Пилат резко поднялся, шагнул к Кайафе:

— Ты угрожаешь мне, коэн-гадол? Тебе надоело твое место? Кому поверит Цезарь — мне или тебе?

— Я не угрожаю тебе, гегемон. Я просто уважаю наши законы и наши обычаи. И прошу тебя уважать их. Как уважил их Цезарь, когда ты хотел водрузить в Храме свои знамена… Будь справедлив и логичен, гегемон: лучше одному — пусть, по-твоему, и невинному — умереть за многих, чем всему народу пострадать из-за одного. А уж если тебе и захотелось кого-то помиловать, помилуй Варавву.

Все-таки он вел себя достойно и довольно бесстрашно, считал Петр, несмотря на разнузданное хамство прокуратора. Забавно, что они оба толково делали одно и то же дело. Правда, с разных позиций.

— Ну уж вот тебе в одно место, а не Варавва! — рявкнул Пилат, ударив ребром правой ладони по внутренней стороне левого локтя и задрав руку со сжатым кулаком под нос первосвященнику. Исторический, оказывается, жест…

Прошел быстро по площадке ото рва до рва, заложив руки за спину, вернулся, снова пошел. Думал. Или хорошо делал вид, что думал. Остановился. Крикнул куда-то в ворота:

— Воды мне!

Священники застыли, не понимая, что сейчас произойдет.

— Двое солдат, словно только и ожидали приказа, возникли из ворот. Один нес глиняный кувшин с водой, а второй — бронзовую чашу, явно финикийского или египетского изготовления, которую украшала тоже бронзовая коровья голова. Можно было улыбнуться над странной фантазией художника, сделавшего этот сосуд, но не оценить гениальное остроумие Пилата Петр не мог. Он не только отыскал в Торе ну пусть не в Торе, пусть в «Септуагинте», в толковом греческом переводе Ветхого Завета, — стихи об омовении рук, но и отметил, что оное омовение обязано происходить «над головою телицы». Петр-Доментиус в разговоре с другом Понтиём опустил эти слова, поскольку телица по тексту должна быть «зарезанной в долине», а где и в какой долине ее взять Пилату. Так ведь выкрутился, разыскал где-то — неужто люди его прошерстили лавки торговцев поделками из бронзы и меди? — дурную миску с головой коровы и сейчас предстанет перед священниками во всей убедительности их Закона.

Хорошо ли слова выучил?..

Солдат поставил бронзовую емкость между прокуратором и первосвященником, Пилат сложил ладони Горсточкой, кивнул второму солдату: мол, поливай. И принялся тщательно тереть руки.

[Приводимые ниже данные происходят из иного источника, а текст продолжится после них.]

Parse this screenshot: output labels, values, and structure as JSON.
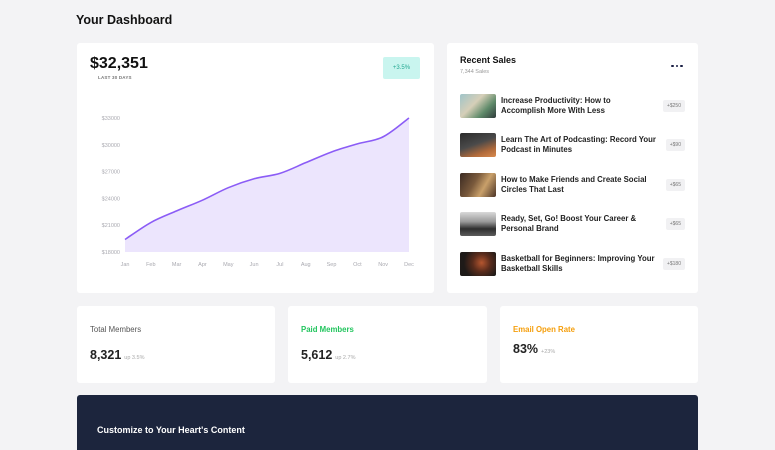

— В твоем Законе сказано. — Не прерывая процесса, обратился к Кайафе: — «И все старейшины города того, ближайшие к убитому, пусть омоют руки свои над головою телицы… И объявят и скажут: „Руки наши не пролили крови сей, и глаза наши не видели…“» — Стряхнул капли воды на камни, снял с плеча солдатика чистое полотнище, тщательно вытерся. — Я умыл руки, Кайафа. Я чист перед твоим Богом. Так что вся вина за смерть нацеретянина падет на твою голову.